The part A living room mosaic is on the left and the auto-stitched mosaic is on the right. The hyperparameters used for the above mosaic are an ANMS threshold of 15, a matching threshold of 1.1, a RANSAC threshold of 1, and the number of RANSAC iterations equal to 10000.

Lastly, we have the part A bedroom mosaic is on the left and the auto-stitched mosaic is on the right. The above mosaic uses the same hyperparameters as the forest mosaic. For all of the images, we see a very similar results between the auto-stitched mosaics and those from part A, meaning our homography matrices were very similar even if our point sets were completely different.

Reflection

Before starting Part B, I was looking forward to learning how to do RANSAC since this is a term I have seen and algorithm I have used countless times for my research lab.
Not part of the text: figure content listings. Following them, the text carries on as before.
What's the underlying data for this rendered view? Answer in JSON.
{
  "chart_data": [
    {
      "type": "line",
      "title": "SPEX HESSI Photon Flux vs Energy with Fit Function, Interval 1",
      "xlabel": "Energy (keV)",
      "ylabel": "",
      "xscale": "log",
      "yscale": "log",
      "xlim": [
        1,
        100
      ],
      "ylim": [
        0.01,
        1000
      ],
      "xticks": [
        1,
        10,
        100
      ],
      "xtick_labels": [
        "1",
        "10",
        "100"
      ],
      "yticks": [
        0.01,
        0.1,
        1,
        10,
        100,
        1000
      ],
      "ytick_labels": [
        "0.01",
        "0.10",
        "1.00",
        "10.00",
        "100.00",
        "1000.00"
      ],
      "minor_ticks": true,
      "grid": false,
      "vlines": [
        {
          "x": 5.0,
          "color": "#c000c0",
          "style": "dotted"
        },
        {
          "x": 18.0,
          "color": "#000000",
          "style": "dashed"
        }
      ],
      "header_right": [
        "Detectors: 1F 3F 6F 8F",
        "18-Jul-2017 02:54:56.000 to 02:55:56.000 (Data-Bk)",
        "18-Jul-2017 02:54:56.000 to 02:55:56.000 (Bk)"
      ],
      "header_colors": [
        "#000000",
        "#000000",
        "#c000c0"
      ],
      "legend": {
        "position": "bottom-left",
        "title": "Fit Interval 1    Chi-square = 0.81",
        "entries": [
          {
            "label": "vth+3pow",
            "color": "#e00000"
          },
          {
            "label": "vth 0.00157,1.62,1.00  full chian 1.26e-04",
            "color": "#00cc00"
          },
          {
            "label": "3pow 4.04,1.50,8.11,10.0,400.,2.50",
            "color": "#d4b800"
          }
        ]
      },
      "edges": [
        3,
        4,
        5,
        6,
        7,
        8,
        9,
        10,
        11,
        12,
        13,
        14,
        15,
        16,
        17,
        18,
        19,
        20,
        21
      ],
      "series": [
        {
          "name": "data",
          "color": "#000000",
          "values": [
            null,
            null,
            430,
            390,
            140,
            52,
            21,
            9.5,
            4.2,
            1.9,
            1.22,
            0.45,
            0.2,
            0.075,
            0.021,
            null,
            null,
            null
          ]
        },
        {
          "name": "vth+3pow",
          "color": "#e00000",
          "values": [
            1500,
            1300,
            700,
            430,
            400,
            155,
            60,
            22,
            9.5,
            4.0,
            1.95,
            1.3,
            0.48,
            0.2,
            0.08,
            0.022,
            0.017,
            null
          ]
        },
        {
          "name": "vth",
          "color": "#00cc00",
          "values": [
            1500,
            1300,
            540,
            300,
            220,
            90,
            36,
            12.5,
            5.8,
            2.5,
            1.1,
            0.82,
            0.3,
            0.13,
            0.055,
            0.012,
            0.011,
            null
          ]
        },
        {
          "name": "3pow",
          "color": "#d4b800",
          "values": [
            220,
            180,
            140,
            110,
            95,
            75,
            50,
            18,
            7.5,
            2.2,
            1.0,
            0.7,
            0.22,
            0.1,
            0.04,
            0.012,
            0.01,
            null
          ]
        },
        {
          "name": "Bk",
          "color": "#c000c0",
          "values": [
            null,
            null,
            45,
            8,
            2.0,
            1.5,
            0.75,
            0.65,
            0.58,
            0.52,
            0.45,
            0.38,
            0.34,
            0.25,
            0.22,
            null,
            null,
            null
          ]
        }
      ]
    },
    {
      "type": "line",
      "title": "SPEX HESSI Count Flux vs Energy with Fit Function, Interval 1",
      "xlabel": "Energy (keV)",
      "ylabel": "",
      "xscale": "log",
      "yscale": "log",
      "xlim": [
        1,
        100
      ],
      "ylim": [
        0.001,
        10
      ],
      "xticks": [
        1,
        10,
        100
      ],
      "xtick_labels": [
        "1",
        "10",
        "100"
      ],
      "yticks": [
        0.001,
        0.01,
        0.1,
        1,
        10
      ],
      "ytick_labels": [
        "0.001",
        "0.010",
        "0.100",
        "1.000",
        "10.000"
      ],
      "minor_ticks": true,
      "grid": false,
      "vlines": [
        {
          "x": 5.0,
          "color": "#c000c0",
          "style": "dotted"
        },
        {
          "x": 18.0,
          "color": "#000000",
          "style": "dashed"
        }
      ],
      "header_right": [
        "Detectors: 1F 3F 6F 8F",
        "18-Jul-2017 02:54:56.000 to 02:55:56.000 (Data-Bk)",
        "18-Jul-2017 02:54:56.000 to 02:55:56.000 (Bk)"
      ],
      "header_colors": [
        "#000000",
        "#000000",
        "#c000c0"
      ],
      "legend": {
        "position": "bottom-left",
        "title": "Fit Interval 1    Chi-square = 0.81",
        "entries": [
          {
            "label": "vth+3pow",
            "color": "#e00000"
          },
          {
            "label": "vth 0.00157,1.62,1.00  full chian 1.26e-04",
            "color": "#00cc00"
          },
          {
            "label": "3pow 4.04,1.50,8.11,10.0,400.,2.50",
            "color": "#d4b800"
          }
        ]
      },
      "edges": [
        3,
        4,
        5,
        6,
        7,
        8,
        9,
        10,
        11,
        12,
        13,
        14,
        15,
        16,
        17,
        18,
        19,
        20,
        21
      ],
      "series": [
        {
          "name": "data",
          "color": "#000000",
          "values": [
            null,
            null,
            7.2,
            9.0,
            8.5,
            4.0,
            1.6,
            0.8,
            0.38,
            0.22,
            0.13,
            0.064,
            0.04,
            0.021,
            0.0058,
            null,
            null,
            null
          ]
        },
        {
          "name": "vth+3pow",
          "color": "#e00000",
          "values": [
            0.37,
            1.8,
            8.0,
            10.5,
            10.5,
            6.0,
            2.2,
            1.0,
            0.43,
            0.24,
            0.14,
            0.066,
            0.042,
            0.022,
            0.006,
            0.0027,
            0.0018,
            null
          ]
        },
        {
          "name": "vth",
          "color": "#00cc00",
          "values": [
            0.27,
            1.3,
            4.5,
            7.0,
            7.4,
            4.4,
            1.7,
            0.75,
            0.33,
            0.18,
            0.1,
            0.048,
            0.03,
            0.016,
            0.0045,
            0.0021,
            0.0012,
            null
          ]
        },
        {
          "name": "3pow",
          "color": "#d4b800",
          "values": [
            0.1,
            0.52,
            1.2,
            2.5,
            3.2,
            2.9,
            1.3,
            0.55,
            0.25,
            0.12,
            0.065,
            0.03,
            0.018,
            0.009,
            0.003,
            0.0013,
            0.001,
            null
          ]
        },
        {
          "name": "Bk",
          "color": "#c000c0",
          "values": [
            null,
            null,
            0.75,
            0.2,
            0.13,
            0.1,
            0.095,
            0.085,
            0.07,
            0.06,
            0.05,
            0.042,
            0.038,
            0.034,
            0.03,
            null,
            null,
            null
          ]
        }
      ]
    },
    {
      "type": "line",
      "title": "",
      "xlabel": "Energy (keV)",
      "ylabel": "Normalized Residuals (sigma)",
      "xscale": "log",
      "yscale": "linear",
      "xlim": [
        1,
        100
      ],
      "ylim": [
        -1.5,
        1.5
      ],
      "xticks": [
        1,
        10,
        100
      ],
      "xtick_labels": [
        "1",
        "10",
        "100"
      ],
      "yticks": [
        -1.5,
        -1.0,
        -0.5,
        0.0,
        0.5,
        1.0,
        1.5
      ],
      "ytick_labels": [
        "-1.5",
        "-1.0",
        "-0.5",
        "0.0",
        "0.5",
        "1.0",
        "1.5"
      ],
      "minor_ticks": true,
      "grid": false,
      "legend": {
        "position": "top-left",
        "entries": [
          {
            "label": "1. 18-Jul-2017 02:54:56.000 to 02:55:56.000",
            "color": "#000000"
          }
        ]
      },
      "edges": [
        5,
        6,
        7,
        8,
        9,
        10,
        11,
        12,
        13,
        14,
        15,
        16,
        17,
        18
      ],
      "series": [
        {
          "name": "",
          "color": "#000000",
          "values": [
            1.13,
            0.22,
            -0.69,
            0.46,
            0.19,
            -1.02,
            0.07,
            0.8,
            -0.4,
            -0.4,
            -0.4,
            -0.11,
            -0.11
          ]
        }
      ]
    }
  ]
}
However, I never knew about the actual innerworkings of the algorithm, just how to use it to clean up a point cloud representation. While we weren’t working in 3D, being able to step through the algorithm and apply it from scratch was definitely the most fulfilling part of the project. At the same time, I did feel a little disappointed since I didn’t realize how simple it was to implement on our own, even if it was a simplified version.

As a result, the coolest new thing I learned throughout both parts of this project has to be ANMS, but more generally the features point/detection process. ANMS is something I have never heard of or used myself, so learning about the logic of the framework through the paper was definitely an awesome experience. Feature detection is such a big part of computer vision, yet I had never dove into the space as much as we did in this project, which I was really thankful for. My perspective of detection has been solely focused on learning techniques, so seeing other perspectives to solve the problem is always a great learning experience. Thank you for taking a look through my project page!